Now would be as good a time as any to reflect on the good times and the bad. For Nintendo can’t be accused of resting on their laurels from an innovation stand point, the real issue comes from looking back on the last 30 years of Mario and Zelda games and seeing spikes of brilliance and wonder with more recent worrying cruising and repetition. The jump from super Mario brothers to super Mario world was as logical as it was seminal. It has been argued that the industry won’t see another quantum shift in gaming like Mario 64, and yet the miserable failure of the virtual boy to phenomenal success of the Wii, the tables will turn with time. The release of the Wii U was reactionary to a rapidly advancing trend and as a result never fulfilled its true potential. As much as the vita as well as the Wii u were trying to recapture their respected lightning in bottles, PSVR and the NX are trying to ride a wave of balance and demand. Playstation is banking on cutting edge and expensive tech to forge a new path for the medium. Nintendo need to appeal to the casual audience again. The audience that have become interested in Nintendo again after Mario suddenly popping up in the front page of the App Store.
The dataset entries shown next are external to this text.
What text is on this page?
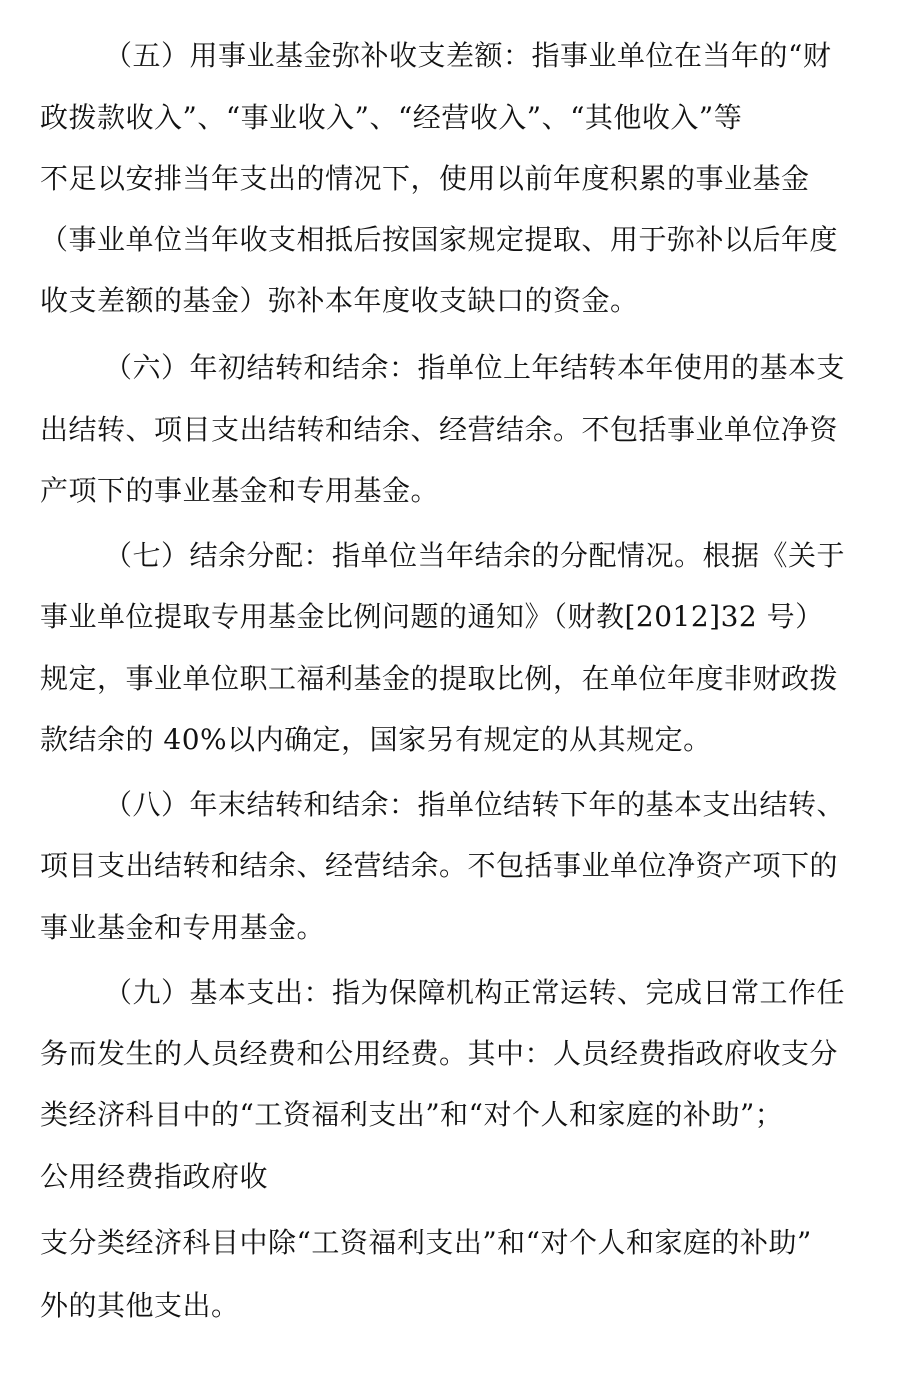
（五）用事业基金弥补收支差额：指事业单位在当年的“财
政拨款收入”、“事业收入”、“经营收入”、“其他收入”等
不足以安排当年支出的情况下，使用以前年度积累的事业基金
（事业单位当年收支相抵后按国家规定提取、用于弥补以后年度
收支差额的基金）弥补本年度收支缺口的资金。
（六）年初结转和结余：指单位上年结转本年使用的基本支
出结转、项目支出结转和结余、经营结余。不包括事业单位净资
产项下的事业基金和专用基金。
（七）结余分配：指单位当年结余的分配情况。根据《关于
事业单位提取专用基金比例问题的通知》（财教[2012]32 号）
规定，事业单位职工福利基金的提取比例，在单位年度非财政拨
款结余的 40%以内确定，国家另有规定的从其规定。
（八）年末结转和结余：指单位结转下年的基本支出结转、
项目支出结转和结余、经营结余。不包括事业单位净资产项下的
事业基金和专用基金。
（九）基本支出：指为保障机构正常运转、完成日常工作任
务而发生的人员经费和公用经费。其中：人员经费指政府收支分
类经济科目中的“工资福利支出”和“对个人和家庭的补助”；
公用经费指政府收
支分类经济科目中除“工资福利支出”和“对个人和家庭的补助”
外的其他支出。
It’s as much a time to reflect on past mistakes as it is to make themselves relevant again.

Stage 7- hope.

  1. Regardless of expectation, I hope Nintendo continue to exist on their own terms. The wolves had been at the console door for some time, demanding that Nintendo pull their head out of the sand and embrace a changing landscape. Mario on a smartphone is a concept many proposed, but few thought would actually happen let alone embraced. Going forward, the reveal of any new hardware is met with excitement, and in terms of the NX, it has become unbearable, but hope is a term seldom used by a business or a company. More fitting vernacular like improvement, advancement and progression effectively quash terms like fun and hope that Nintendo were instrumental in giving a generation that grew up imagining and dreaming of saving the world as well as the princess. The industry would not have existed in it’s current state without Nintendo, and the world would be a worse place without them, so if the NX is not what I hoped for. Developers who grew up on Nintendo are pushing creative and technical boundries with Sony and Microsoft clambouring to find the talent. Nintendo stalwart Shigeru Miyamoto declared to the world that Mario will appear on iPhone. I hope that Nintendo is nurturing its own stables of creativity, under the guidance of Miyamoto, Eiji Aonuma and Satoru Iwata’s legacy. If the games that I consider appealling to me as well as being a potential commercial success, such as a fully fledged Splatoon sequel or a mature and immersive Metroid game don’t happen. If super Mario brothers NX, Pokemon or Animal Crossing are preferred to Galaxy 3, then I will move on. There are plenty of alternatives to focus positive energy on, rather than dwell on he could have been. Things change, and fans must accept that a company will do what is in their interests. Memories can’t be taken away, and can even be shared with a new generation, on new hardware, with new ideas and an open mind.